Gericht: Oberverwaltungsgericht Rheinland-Pfalz
Urteil verkündet am 07.12.2007
Aktenzeichen: 11 A 11152/07.OVG
Rechtsgebiete: GG, BBG, BDG, PostG, BPersVG, PostPersRG, StGB


Vorschriften:

GG Art. 10 Abs. 1
GG Art. 10
BBG § 54 Satz 2
BBG § 54 Satz 3
BBG § 54
BBG § 55 Satz 2
BBG § 55
BBG § 77 Abs. 1 Satz 1
BBG § 77 Abs. 1
BBG § 77
BDG § 5 Abs. 1 Nr. 5
BDG § 5 Abs. 1
BDG § 5
BDG § 10 Abs. 1
BDG § 10
BDG § 13 Abs. 1 Satz 3
BDG § 13 Abs. 2 Satz 1
BDG § 13 Abs. 1
BDG § 13 Abs. 2
BDG § 13
BDG § 57 Abs. 1 Satz 1
BDG § 57 Abs. 1
BDG § 57
PostG § 39
BPersVG § 78 Abs. 1 Nr. 3
BPersVG § 78 Abs. 1
BPersVG § 78
PostPersRG § 29 Abs. 5 Satz 1
PostPersRG § 29 Abs. 5
PostPersRG § 29
StGB § 206 Abs. 2 Nr. 1
StGB § 206 Abs. 2
StGB § 206
StGB § 246 Abs. 1
StGB § 246
1. Ein bei der Deutschen Post AG eingesetzter Bundesbeamter, der Briefsendungen öffnet, um sich das darin befindliche Bargeld rechtswidrig zuzueignen, verletzt durch diese Straftaten seine Kernpflichten in so erheblichem Maße, dass er wegen des hiermit einhergehenden endgültigen Vertrauens- und Ansehensverlustes in der Regel aus dem öffentlichen Dienst zu entfernen ist.
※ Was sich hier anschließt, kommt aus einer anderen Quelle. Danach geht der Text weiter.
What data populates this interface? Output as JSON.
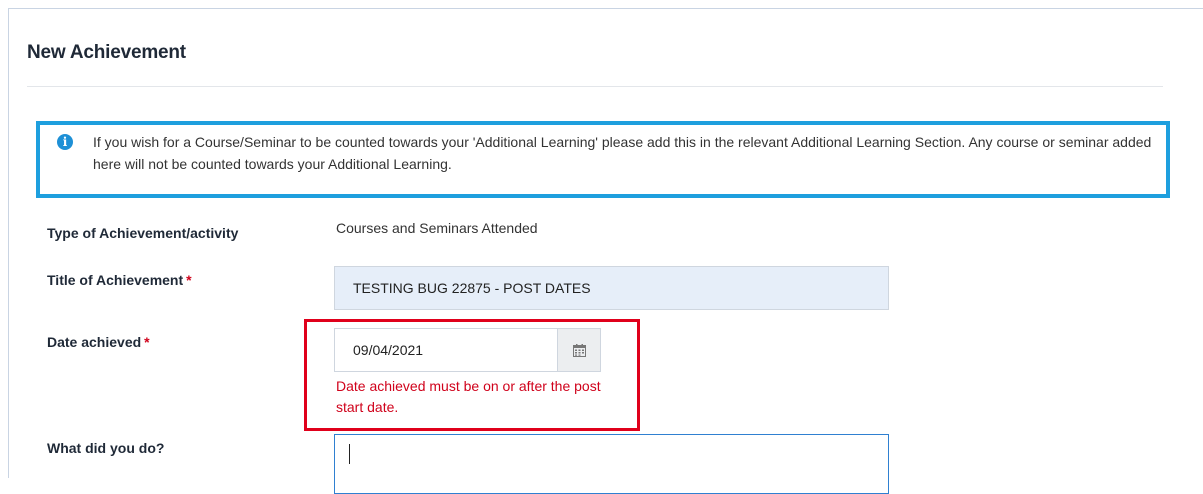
{
  "form": {
    "title": "New Achievement",
    "info": "If you wish for a Course/Seminar to be counted towards your 'Additional Learning' please add this in the relevant Additional Learning Section. Any course or seminar added here will not be counted towards your Additional Learning.",
    "required_marker": "*",
    "type_label": "Type of Achievement/activity",
    "type_value": "Courses and Seminars Attended",
    "title_label": "Title of Achievement",
    "title_value": "TESTING BUG 22875 - POST DATES",
    "date_label": "Date achieved",
    "date_value": "09/04/2021",
    "date_error": "Date achieved must be on or after the post start date.",
    "what_label": "What did you do?",
    "what_value": ""
  },
  "colors": {
    "info_border": "#1e9fde",
    "error": "#d0021b",
    "input_filled_bg": "#e6eef9",
    "focus_border": "#2f80d1"
  },
  "icons": {
    "info": "info-circle-icon",
    "calendar": "calendar-icon"
  }
}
2. Bei derart schwer wiegenden Zugriffsdelikten muss das Gewicht entlastender Milderungsgründe die belastenden Gesichtspunkte erheblich überwiegen; eine langjährige tadelfreie Dienstverrichtung und strafrechtliche Unbescholtenheit des Beamten reichen hierfür allein nicht aus.


OBERVERWALTUNGSGERICHT RHEINLAND-PFALZ

URTEIL

IM NAMEN DES VOLKES

11 A 11152/07.OVG

In der Disziplinarsache

wegen Disziplinarklage

hat der 11. Senat - Senat für Bundesdisziplinarsachen - des Oberverwaltungsgerichts Rheinland-Pfalz in Koblenz aufgrund der mündlichen Verhandlung vom 7. Dezember 2007, an der teilgenommen haben Präsident des Oberverwaltungsgerichts Prof. Dr. Meyer Vorsitzender Richter am Oberverwaltungsgericht Dr. Mildner Richter am Oberverwaltungsgericht Bonikowski ehrenamtliche Richterin Postbetriebsinspektorin Malezki ehrenamtlicher Richter Bundesbahnbetriebsassistent Cieslak

für Recht erkannt:

Tenor:

Die Berufung des Beklagten gegen das aufgrund der mündlichen Verhandlung vom 27. September 2007 ergangene Urteil des Verwaltungsgerichts Trier wird zurückgewiesen.

Die Kosten des Berufungsverfahrens hat der Beklagte zu tragen. Das Urteil ist wegen der Kosten vorläufig vollstreckbar.

Die Revision wird nicht zugelassen.

Tatbestand:

Der Beklagte wendet sich mit der Berufung gegen seine Entfernung aus dem Dienst.

Der im Jahre 1968 geborene Beklagte trat im Jahre 1984 als Auszubildender zur Dienstleistungsfachkraft in den Postdienst ein. Im Jahre 1986 wurde er zum Beamten auf Probe und im Jahre 1995 zum Beamten auf Lebenszeit ernannt. Zum 1. Januar 1996 wurde der Beklagte zur Deutschen Post AG übergeleitet und zur Niederlassung Briefpost versetzt. Seit dieser Zeit wird er als Stammzusteller im Zustellbezirk K. eingesetzt. Mit Wirkung zum 30. September 2000 wurde er zum Postbetriebsassistenten befördert. In der über ihn unter dem 7. Juni 2006 erstellten Beurteilung wird er als zuverlässiger, belastbarer und ordentlicher Mitarbeiter mit angepasstem Arbeitstempo beschrieben. Aus seinem Bezirk erreichten den Zustellstützpunkt wenige Kundenreklamationen. Bei seinen Kunden und den Kollegen sei er sehr beliebt und auch sein Verhältnis zur Stellenleitung sei einwandfrei.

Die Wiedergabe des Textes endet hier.